As technology evolves, so does communication. “Textisms” are a newer and evolving form of getting a message across in the absence of face-to-face conversation.

“Textisms are the non-standard forms of English that texters sometimes use. These are things like emojis, irregular spellings (sooooo) and irregular use of punctuation (!!!),” said Binghamton (New York) University Professor of Psychology Celia Klin.

More than just shortening “laughing out loud” to LOL, textisms convey meaning and help replace expressive cues.

“In contrast with face-to-face conversation, texters can’t rely on extra-linguistic cues such as tone of voice and pauses, or non-linguistic cues such as facial expressions and hand gestures,” Klin said. “In a spoken conversation, the cues aren’t simply add-ons to our words; they convey critical information. A facial expression or a rise in the pitch of our voices can entirely change the meaning of our words.”

There is a tendency for people to believe that the evolution of language is all in the past, and whatever language was like when they learned it should be the end of the evolutionary process.

“Not so! We don’t speak or write exactly like our great-grandparents did, and our great-grandchildren won’t speak or write exactly like we do,”’ Klin said.

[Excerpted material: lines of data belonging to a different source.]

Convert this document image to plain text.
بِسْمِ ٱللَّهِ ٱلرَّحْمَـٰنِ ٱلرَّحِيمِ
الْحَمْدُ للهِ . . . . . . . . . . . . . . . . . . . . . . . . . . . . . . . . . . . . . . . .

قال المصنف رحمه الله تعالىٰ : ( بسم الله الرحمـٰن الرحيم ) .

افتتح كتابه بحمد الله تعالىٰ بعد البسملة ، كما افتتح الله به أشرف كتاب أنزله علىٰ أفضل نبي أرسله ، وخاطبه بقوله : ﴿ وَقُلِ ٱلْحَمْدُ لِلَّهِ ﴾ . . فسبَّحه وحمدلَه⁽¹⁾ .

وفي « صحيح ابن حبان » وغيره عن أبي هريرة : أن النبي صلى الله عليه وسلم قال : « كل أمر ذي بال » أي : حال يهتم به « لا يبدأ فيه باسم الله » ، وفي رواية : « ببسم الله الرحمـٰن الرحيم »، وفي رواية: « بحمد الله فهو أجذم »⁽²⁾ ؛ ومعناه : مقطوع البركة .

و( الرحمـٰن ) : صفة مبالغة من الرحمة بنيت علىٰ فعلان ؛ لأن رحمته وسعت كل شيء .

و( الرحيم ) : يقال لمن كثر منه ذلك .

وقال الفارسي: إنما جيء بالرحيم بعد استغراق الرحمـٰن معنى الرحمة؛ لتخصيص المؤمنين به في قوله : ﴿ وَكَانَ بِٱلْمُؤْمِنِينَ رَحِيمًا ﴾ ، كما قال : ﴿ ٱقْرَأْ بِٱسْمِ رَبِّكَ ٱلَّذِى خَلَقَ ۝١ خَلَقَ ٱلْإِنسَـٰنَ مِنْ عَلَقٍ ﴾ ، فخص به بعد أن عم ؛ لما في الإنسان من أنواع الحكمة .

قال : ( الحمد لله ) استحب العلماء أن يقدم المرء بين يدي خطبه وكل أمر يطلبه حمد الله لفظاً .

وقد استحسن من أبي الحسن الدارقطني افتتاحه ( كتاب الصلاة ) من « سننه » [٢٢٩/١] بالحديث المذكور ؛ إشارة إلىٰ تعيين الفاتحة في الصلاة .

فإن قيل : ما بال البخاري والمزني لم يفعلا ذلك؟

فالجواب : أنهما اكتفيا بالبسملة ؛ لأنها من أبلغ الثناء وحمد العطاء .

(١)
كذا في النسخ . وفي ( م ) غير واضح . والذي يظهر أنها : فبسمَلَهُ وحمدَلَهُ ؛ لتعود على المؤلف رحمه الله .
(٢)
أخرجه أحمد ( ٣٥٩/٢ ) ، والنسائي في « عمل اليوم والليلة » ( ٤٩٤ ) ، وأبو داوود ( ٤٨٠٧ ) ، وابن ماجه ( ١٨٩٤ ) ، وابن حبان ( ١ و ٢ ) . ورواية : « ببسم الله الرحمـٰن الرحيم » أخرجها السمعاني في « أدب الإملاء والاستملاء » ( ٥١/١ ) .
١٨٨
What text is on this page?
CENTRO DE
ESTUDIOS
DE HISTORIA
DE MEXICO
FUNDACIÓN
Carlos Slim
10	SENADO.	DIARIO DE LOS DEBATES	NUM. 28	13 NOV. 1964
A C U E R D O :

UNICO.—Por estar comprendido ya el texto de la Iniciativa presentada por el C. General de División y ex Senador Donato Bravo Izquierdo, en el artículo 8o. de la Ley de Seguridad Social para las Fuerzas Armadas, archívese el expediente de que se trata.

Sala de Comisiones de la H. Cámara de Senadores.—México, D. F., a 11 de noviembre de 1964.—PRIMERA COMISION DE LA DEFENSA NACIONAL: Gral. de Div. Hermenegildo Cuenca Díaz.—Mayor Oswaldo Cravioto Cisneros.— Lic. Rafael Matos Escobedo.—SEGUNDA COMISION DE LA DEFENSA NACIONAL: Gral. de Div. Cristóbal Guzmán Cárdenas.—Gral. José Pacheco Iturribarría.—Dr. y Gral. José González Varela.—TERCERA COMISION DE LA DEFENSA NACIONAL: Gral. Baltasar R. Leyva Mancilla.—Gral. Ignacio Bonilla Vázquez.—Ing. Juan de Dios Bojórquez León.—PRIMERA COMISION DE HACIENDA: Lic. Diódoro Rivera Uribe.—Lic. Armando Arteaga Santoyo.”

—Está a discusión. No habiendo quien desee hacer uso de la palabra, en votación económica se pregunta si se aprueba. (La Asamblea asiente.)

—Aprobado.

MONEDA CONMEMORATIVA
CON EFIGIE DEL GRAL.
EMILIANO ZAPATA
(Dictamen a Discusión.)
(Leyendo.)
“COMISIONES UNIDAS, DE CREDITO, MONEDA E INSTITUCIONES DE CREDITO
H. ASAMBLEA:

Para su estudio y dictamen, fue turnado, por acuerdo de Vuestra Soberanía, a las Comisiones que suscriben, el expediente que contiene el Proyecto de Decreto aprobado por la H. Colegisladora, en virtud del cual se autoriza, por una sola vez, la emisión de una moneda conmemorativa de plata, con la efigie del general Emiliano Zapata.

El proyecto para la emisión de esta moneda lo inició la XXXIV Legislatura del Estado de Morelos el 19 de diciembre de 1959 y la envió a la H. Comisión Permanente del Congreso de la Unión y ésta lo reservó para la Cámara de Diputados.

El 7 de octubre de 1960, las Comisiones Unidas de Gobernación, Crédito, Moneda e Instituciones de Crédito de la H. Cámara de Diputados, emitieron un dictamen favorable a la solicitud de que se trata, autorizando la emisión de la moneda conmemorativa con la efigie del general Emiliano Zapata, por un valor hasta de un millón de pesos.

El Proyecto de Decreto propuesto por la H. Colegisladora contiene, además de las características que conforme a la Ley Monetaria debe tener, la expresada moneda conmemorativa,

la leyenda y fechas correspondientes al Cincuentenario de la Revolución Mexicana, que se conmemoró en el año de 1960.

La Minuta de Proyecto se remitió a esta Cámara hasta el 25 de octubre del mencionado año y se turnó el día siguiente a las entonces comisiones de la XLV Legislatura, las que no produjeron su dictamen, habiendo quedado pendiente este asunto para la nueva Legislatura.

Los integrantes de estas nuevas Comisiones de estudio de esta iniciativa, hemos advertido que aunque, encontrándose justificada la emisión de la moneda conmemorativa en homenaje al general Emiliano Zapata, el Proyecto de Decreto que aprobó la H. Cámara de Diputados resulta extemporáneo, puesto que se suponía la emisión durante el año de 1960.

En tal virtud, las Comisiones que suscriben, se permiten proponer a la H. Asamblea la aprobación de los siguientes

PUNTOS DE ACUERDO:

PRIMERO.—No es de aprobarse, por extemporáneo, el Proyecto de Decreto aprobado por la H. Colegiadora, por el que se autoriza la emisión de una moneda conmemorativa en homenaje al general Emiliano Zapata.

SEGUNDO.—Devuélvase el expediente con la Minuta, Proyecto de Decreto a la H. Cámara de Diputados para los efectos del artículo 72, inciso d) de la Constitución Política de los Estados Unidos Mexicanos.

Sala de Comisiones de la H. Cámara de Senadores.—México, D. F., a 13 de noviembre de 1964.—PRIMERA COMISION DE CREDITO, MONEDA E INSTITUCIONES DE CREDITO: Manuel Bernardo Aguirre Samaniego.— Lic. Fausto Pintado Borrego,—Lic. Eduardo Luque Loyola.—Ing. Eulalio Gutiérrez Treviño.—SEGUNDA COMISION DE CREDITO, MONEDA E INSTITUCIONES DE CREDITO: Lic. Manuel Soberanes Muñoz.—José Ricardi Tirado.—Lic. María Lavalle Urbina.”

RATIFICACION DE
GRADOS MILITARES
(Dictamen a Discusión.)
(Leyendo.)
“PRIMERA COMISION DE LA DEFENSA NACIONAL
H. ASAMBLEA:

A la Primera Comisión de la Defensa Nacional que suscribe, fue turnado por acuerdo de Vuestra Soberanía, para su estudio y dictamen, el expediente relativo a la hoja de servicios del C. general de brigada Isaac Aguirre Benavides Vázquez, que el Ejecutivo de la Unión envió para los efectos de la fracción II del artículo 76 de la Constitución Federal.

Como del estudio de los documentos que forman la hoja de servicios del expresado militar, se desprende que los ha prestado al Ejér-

Textisms are constantly being created.

“People develop new words or expressions or textisms when they want to communicate something and don’t have the ability to do so easily. Some years ago, words such as ‘asap,’ ‘p.m.’ and ‘FBI’ contained periods, but their unpunctuated versions are standard today,” Klin said. “The ... divergence from formal written English that is found in digital communication is neither arbitrary nor sloppy. Because digital communication provides limited ways to communicate nuanced meaning, especially compared to face-to-face conversations, people have found other ways to do this.”